Backward Hooks with AMP

andrea_bragagnolo · April 29, 2021, 12:26pm

HI, I tried looking in the documentation but I couldn’t find what I’m looking for.
My question is: how are intermediate gradient collected by the backward hooks affected by amp?

I understand that during training we should use GradScaler on the loss as GradScaler.scale(loss).backward(), but what about the gradient collected by a backward hook? Should that also be scaled?

EDIT:
I tried doing some testing with a simple setup and found out that if amp is NOT used I obtain different gradients from when amp IS used e.g.

tensor([[-0.6644,  0.6644]], device='cuda:0') # normal
tensor([[-43552.,  43552.]], device='cuda:0', dtype=torch.float16) # amp

but using GradScaler.scale on the gradient did not return the non-amp one. Is there a way to use amp and hooks to gather intermediate gradients?

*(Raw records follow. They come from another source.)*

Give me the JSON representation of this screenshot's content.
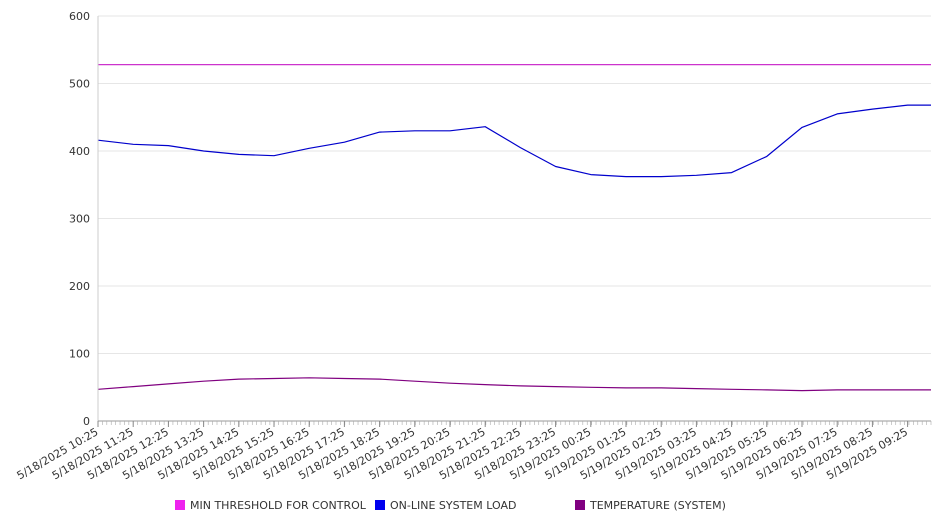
{
  "chart_data": {
    "type": "line",
    "x_tick_labels": [
      "5/18/2025 10:25",
      "5/18/2025 11:25",
      "5/18/2025 12:25",
      "5/18/2025 13:25",
      "5/18/2025 14:25",
      "5/18/2025 15:25",
      "5/18/2025 16:25",
      "5/18/2025 17:25",
      "5/18/2025 18:25",
      "5/18/2025 19:25",
      "5/18/2025 20:25",
      "5/18/2025 21:25",
      "5/18/2025 22:25",
      "5/18/2025 23:25",
      "5/19/2025 00:25",
      "5/19/2025 01:25",
      "5/19/2025 02:25",
      "5/19/2025 03:25",
      "5/19/2025 04:25",
      "5/19/2025 05:25",
      "5/19/2025 06:25",
      "5/19/2025 07:25",
      "5/19/2025 08:25",
      "5/19/2025 09:25"
    ],
    "y_ticks": [
      0,
      100,
      200,
      300,
      400,
      500,
      600
    ],
    "ylim": [
      0,
      600
    ],
    "grid": "horizontal",
    "legend_position": "bottom",
    "series": [
      {
        "name": "MIN THRESHOLD FOR CONTROL",
        "color": "#cc33cc",
        "values": [
          528,
          528,
          528,
          528,
          528,
          528,
          528,
          528,
          528,
          528,
          528,
          528,
          528,
          528,
          528,
          528,
          528,
          528,
          528,
          528,
          528,
          528,
          528,
          528
        ]
      },
      {
        "name": "ON-LINE SYSTEM LOAD",
        "color": "#0000cc",
        "values": [
          416,
          410,
          408,
          400,
          395,
          393,
          404,
          413,
          428,
          430,
          430,
          436,
          405,
          377,
          365,
          362,
          362,
          364,
          368,
          392,
          435,
          455,
          462,
          468
        ]
      },
      {
        "name": "TEMPERATURE (SYSTEM)",
        "color": "#800080",
        "values": [
          47,
          51,
          55,
          59,
          62,
          63,
          64,
          63,
          62,
          59,
          56,
          54,
          52,
          51,
          50,
          49,
          49,
          48,
          47,
          46,
          45,
          46,
          46,
          46
        ]
      }
    ]
  },
  "legend": {
    "swatch_colors": [
      "#ee22ee",
      "#0000ee",
      "#800080"
    ]
  }
}
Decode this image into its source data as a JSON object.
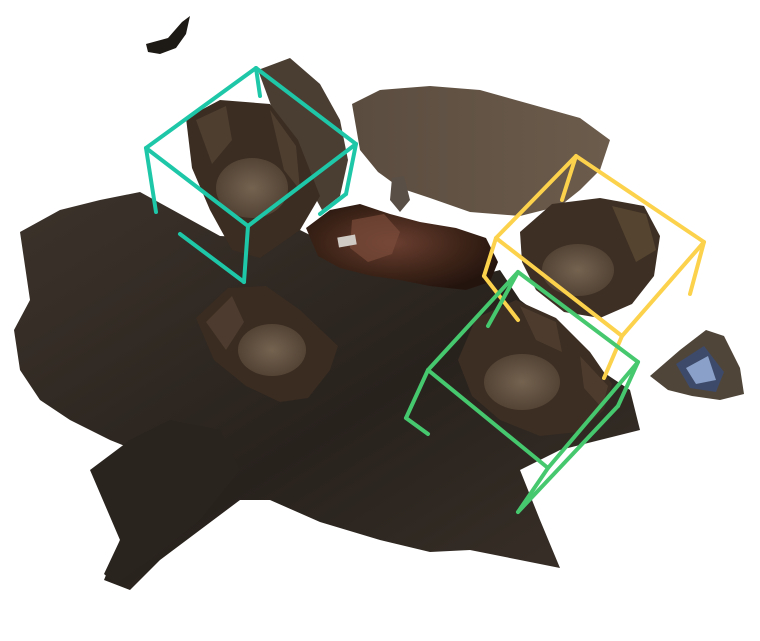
{
  "scene": {
    "description_colors": {
      "background": "#ffffff",
      "floor_dark": "#2b2520",
      "floor_mid": "#3b322a",
      "wall_brown": "#5e5143",
      "chair_dark": "#3e3024",
      "chair_seat": "#6b5a48",
      "table_wood": "#3a2218",
      "table_highlight": "#6a4032"
    },
    "bounding_boxes": [
      {
        "label": "chair",
        "color": "#1ec7a8"
      },
      {
        "label": "chair",
        "color": "#fcd24c"
      },
      {
        "label": "chair",
        "color": "#46c86f"
      }
    ]
  }
}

Here the main parts of my testing setup
Model:

class Net(nn.Module):
    def __init__(self):
        super(Net, self).__init__()
        self.fc1 = nn.Linear(10, 5, bias=True)
        self.r1 = nn.ReLU()
        self.fc2 = nn.Linear(5, 2, bias=True)
    
    def forward(self, x):
        x = self.fc1(x)
        x = self.r1(x)
        x = self.fc2(x)
        return x

Hook:

def backward_hook(module, grad_input, grad_output):
    print(grad_output[0])

Training:

dataset = TensorDataset(x, y)
dataloader = DataLoader(dataset, shuffle=False, batch_size=1, num_workers=0)

for data, target in dataloader:
    data, target = data.to(device), target.to(device)
    optimizer.zero_grad()
    if amp:
        with autocast():
            out = model(data)
            loss = loss_fn(out, target)
        scaled_loss = scaler.scale(loss)
        scaled_loss.backward()
            
        scaler.step(optimizer)
        scaler.update()
    else:
        out = model(data)
        loss = loss_fn(out, target)
        loss.backward()
        optimizer.step()

ptrblck · April 30, 2021, 5:43am

If you want to work with unscaled gradients, you could follow the AMP - Working with unscaled gradients tutorial, which explains how to unscale the gradients before using them in e.g. gradient clipping.

andrea_bragagnolo · April 30, 2021, 10:05am

Hi, thanks for the reply, but unless I misunderstood something this isn’t what I’m looking for: in the link you provided it is suggested to unscale the optimizer so that we can unscales gradients held by optimizer’s assigned parameters, but those are not the gradient I’m interested in. I’ll try to explaing it better.

In my project I need to use the intermediate gradients of the neurons (NOT the gradient of the loss w.r.t. the weights) and to fetch those I employ some backward hooks.
When I run the backward() pass WITHOUT amp I obtain the following grad tensor tensor([[-0.6644, 0.6644]], device='cuda:0').
When I run the backward() pass WITH amp, instead, I get tensor([[-43552., 43552.]], device='cuda:0', dtype=torch.float16). Now I’d like to unscale this float16 gradients to the values I get without amp, so that I can still use them in the application. Is this possible?

ptrblck · April 30, 2021, 10:09am

Yes, the next section of the tutorials shows how to unscale gradients manually using inv_scale = 1./scaler.get_scale(), which you could also use in your hooks.

andrea_bragagnolo · April 30, 2021, 1:30pm

Oh wow, I really missed that. Thank you very much for helping me.

mcarilli · May 7, 2021, 6:46pm

If performance is a concern, prefer 1./scaler._get_scale_async(), which will be faster because it retrieves the scale factor tensor directly. get_scale() calls .item() on the scale factor tensor which incurs a cpu->gpu memcopy and sync. I should probably give _get_scale_async() a documented, public exposure.